Alan Johnson, Catherine Candisky and Jonathan Riskind's opening-day lead story, Over the brink and into poverty, describes how Dispatch reporters and photographers fanned out to six different food pantries over one week.
"In that one week, from April 26 to May 1, the number of Ohioans served by food pantries statewide — more than 150,000 — would have filled Ohio Stadium one and a half times. Nearly 2 million pounds of food were distributed — enough to fill 70 tractor-trailers."
What these journalists found in that week was a lot of human stories that illustrate what they call the "new poverty."
"This new poverty shows its face in Springfield, where a family of four eats popcorn and water for dinner — with peanut butter if they’re lucky; in Athens County, where a husband and wife work six jobs between them trying to make ends meet; and in Westerville, where a young mother repeatedly glues her own shoes together so she has enough money to buy new shoes for her two children."
In an article headlined Hunger gets a toehold in the burbs, they write that "hunger and poverty exist even in the tidy suburbs ringing Columbus. You just have to look harder."
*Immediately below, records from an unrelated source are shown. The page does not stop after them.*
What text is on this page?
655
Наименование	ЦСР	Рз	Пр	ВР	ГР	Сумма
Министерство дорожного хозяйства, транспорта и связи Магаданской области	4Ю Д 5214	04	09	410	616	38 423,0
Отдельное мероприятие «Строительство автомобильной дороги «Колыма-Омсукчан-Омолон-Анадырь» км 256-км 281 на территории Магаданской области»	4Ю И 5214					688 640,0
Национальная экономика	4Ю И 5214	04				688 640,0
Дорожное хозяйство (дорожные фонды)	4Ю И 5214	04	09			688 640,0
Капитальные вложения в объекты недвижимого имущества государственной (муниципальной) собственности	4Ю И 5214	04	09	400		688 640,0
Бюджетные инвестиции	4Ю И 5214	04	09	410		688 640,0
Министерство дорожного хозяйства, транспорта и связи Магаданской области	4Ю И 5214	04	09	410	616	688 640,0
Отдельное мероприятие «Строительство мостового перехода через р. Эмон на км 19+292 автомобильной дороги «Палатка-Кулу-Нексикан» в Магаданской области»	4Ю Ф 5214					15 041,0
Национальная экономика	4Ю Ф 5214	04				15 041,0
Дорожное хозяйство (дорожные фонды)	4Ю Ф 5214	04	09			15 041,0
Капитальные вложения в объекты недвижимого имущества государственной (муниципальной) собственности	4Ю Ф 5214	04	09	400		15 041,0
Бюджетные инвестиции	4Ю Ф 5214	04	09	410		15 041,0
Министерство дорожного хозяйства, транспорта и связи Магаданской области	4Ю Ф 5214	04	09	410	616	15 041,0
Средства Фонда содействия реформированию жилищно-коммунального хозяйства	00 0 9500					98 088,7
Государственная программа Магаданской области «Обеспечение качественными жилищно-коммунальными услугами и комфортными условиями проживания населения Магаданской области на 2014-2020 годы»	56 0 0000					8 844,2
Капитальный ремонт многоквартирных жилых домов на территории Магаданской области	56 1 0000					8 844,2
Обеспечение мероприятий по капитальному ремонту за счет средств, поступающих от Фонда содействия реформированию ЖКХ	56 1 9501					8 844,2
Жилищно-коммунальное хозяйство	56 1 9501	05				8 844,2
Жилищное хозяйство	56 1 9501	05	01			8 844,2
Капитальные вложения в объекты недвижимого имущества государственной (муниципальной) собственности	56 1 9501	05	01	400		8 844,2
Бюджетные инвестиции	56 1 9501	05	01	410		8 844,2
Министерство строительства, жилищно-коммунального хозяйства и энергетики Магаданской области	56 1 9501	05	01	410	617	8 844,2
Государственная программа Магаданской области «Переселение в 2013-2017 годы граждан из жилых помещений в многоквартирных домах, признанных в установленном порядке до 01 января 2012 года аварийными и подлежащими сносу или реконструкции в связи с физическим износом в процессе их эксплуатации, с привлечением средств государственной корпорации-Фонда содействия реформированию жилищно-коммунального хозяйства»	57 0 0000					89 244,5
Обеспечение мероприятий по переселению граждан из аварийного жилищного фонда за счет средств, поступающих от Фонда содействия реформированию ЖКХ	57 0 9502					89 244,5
They found Lisa Shilling, a single mother of two earning $7.68 an hour as an assistant Head Start teacher.
In a article headlined When jobs vanish, fear consumes one’s days, they told the story of Amanda Fowler, who can't find work and whose husband is working without benefits at Taco Bell after losing his job as a tool-anddie maker.
This series plays out against the backdrop of a hit-and-miss economic recovery in a state that is considered a bellwether for the 2004 presidential election.
It's a story, therefore, of national significance. But it's really the stories that make it a story.